Google has been giving a lot of love and attention to its Apps software suite to make it harder for businesses to resist a switch to the cloud. Today, the company is raising the stakes again by adding, well, more apps.
At a developer's event tonight, Google is unveiling details of its Apps Marketplace for Google Apps, a place for companies to "discover, buy and install" third-party business apps that can be integrated into the other apps within the suite, as well as the data in them. Initially, there are about 50 companies that have developed apps for the new marketplace - ranging from Box.net and eFax to TripIt and Intuit, which is launching an online payroll app for small businesses that allows business owners a new way to run payroll, pay taxes and allow employees to review their paystubs.
I can already see the possibilities here - the travel department integrating reservations with calendars and contact lists, project managers controlling which documents are shared and with whom. And because the app integration is managed at the company's admin level, permissions to integrate data and the controls to keep it secure is managed by the company itself.
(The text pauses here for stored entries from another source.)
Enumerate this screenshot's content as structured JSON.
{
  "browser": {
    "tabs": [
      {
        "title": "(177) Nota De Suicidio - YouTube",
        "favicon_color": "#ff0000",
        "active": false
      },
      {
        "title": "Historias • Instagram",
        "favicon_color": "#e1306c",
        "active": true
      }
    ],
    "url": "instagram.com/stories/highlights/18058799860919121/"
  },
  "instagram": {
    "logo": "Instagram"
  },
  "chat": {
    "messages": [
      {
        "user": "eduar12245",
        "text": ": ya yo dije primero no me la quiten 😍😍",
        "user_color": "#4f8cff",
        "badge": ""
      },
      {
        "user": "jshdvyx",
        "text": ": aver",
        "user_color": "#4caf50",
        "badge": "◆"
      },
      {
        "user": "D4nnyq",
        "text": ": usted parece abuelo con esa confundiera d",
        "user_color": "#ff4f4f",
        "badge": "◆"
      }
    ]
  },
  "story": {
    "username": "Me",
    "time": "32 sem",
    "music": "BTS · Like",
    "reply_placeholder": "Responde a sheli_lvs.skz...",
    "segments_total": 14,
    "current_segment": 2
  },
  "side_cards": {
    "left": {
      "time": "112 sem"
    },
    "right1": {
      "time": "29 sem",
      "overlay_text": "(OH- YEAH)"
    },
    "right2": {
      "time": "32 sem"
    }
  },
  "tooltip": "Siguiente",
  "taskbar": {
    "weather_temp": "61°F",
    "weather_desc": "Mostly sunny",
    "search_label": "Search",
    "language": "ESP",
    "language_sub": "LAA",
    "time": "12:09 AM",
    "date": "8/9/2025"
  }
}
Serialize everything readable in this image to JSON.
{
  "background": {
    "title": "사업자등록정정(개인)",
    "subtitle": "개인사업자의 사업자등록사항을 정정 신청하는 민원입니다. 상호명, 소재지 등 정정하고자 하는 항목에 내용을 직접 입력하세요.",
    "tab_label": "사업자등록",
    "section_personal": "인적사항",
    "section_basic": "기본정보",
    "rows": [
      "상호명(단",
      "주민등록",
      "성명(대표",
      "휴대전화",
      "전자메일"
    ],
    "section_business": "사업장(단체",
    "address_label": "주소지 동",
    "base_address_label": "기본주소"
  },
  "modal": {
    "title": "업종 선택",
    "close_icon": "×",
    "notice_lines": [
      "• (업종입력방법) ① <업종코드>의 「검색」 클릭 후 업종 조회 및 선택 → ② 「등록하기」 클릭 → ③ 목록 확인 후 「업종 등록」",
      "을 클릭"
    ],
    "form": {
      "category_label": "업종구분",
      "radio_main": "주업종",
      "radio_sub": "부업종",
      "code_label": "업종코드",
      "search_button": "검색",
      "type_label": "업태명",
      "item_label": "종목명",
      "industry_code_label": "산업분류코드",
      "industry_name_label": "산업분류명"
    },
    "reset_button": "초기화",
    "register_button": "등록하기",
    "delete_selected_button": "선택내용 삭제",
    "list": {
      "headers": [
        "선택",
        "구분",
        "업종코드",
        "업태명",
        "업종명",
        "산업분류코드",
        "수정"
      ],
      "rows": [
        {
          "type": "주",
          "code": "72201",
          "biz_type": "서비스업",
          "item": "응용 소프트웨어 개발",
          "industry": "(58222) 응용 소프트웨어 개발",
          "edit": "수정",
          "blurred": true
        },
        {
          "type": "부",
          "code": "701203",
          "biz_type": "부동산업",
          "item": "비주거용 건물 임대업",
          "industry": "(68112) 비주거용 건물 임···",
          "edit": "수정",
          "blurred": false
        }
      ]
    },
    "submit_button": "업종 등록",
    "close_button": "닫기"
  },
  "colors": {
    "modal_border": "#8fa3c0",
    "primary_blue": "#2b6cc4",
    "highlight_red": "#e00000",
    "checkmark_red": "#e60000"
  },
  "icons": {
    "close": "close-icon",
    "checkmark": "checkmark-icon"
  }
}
Once installed to a company's domain, these third-party applications work like native Google applications. With administrator approval, they may interact with calendar, email, document and/or contact data to increase productivity. Administrators can manage the applications from the familiar Google Apps control panel, and employees can open them from within Google Apps. With OpenID integration, Google Apps users can access the other applications without signing in separately to each. The Google Apps Marketplace eliminates the worry about software updates, keeping track of different passwords and manual syncing and sharing of data, thereby increasing business productivity and lessening frustrations for users and IT administrators alike. That's the power of the cloud
Later this year, the company is launching a revenue-sharing model to encourage developers to submit business apps for Google Apps. Under that model, developers determine their own pricing and terms for the app, Google handles the billing for the developers and collects 20 percent of the revenue as its share.
The move also brings more life to cloud-based business apps. Salesforce, which has been integrated with Google Apps for nearly two years, has an App Exchange marketplace, as well, giving business owners even more control over efficiency.
And, of course, it raises the exposure of the cloud and the efficiency tools that it offers for business customers - something that Google execs have been touting for some time now.